Martin, R.D., Brabyn, L. & Potter, M.A. (2010). Sensitivity of GIS-derived terrain variables at multiple scales for modelling stoat (Mustela erminea) activity. Applied Geography.
Permanent Research Commons link: http://hdl.handle.net/10289/4610
This research combines automated Geographical Information Systems (GIS) and iterative logistic regression scripting to data-mine for terrain variables that predict stoat (Mustela erminea) visitation to tracking-stations in a New Zealand indigenous forest and explore the impact of spatial analysis scale on modelling outcomes. Variables such as curvature and density of tracks are dependent on the scale of the analysis window used to compute the values. With automated GIS analysis it is possible to derive a large number of terrain parameters that vary in computational scale. It is common for analysts to make nominal choices regarding the size and type of analysis windows when calculating these derived variables, without testing the statistical validity of that choice. Stoats are a significant pest in New Zealand and threaten extinction for a number of vulnerable native species. Field data on stoat activity, based on footprint tracking tunnels, were used to develop an Akaike Information Criterion (AIC) optimised predictive model applying stepwise model selection. Once the optimal model was determined, the sensitivity of the model to different terrain parameters was tested by systematically substituting each variable and calculating the difference this made to the model equation. The most dominant terrain predictors influencing stoat visitation were proximity to tracks, altitude, northerly and easterly aspect, mean curvature, and topographical position and slope.

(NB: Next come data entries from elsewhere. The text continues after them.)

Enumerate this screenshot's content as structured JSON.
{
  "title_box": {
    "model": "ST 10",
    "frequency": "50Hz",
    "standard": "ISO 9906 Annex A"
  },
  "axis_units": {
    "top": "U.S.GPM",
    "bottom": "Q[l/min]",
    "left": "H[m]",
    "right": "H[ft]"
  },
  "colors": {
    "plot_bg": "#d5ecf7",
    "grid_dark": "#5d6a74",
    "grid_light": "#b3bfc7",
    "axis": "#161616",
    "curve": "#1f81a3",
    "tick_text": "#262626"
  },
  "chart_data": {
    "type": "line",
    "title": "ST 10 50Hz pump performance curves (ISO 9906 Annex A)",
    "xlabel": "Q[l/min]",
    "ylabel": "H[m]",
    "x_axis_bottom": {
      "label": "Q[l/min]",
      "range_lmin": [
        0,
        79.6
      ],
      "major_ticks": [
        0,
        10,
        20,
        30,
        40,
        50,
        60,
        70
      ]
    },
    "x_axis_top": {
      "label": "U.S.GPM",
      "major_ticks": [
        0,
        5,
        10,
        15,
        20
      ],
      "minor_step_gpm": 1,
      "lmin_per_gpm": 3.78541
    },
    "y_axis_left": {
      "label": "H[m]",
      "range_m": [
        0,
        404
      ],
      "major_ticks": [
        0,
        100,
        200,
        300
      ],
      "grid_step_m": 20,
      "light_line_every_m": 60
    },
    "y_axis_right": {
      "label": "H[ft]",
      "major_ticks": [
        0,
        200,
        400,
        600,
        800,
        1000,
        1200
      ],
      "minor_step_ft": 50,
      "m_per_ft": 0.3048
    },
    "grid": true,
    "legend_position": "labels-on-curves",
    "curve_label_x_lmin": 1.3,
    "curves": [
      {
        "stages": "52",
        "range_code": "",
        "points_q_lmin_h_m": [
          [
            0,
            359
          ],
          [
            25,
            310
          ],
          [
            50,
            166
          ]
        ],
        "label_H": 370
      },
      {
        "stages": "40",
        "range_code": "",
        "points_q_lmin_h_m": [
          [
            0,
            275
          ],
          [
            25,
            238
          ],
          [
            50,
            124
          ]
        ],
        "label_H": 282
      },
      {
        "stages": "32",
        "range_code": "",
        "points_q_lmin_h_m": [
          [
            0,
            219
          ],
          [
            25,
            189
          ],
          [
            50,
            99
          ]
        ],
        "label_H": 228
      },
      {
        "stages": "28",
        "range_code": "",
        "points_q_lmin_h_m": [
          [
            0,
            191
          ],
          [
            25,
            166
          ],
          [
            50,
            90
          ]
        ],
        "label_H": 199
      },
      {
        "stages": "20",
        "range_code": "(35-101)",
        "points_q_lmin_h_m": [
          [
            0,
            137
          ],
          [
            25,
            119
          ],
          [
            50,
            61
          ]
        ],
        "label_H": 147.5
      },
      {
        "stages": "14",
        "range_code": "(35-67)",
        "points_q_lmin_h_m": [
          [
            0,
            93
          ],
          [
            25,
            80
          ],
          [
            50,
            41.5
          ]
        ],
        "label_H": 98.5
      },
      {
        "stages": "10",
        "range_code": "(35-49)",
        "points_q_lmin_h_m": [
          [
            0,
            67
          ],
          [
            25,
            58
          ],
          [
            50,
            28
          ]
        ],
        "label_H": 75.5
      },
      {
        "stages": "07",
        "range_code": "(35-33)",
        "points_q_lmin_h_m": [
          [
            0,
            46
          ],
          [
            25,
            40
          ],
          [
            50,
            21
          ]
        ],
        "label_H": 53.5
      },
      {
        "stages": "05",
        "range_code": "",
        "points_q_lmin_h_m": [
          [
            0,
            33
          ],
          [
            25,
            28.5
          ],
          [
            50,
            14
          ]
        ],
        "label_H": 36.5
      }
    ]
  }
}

Proximity to tracks and mean curvature were the most sensitive variables to analysis scale. This paper demonstrates the importance of considering scale in developing predictive models and the need to test many ecologically sensible analysis scales in order to find the best predictive variables. The paper concludes that GIS-based spatial data extraction, combined with automated statistical data mining methods, has an important role in developing accurate animal activity models.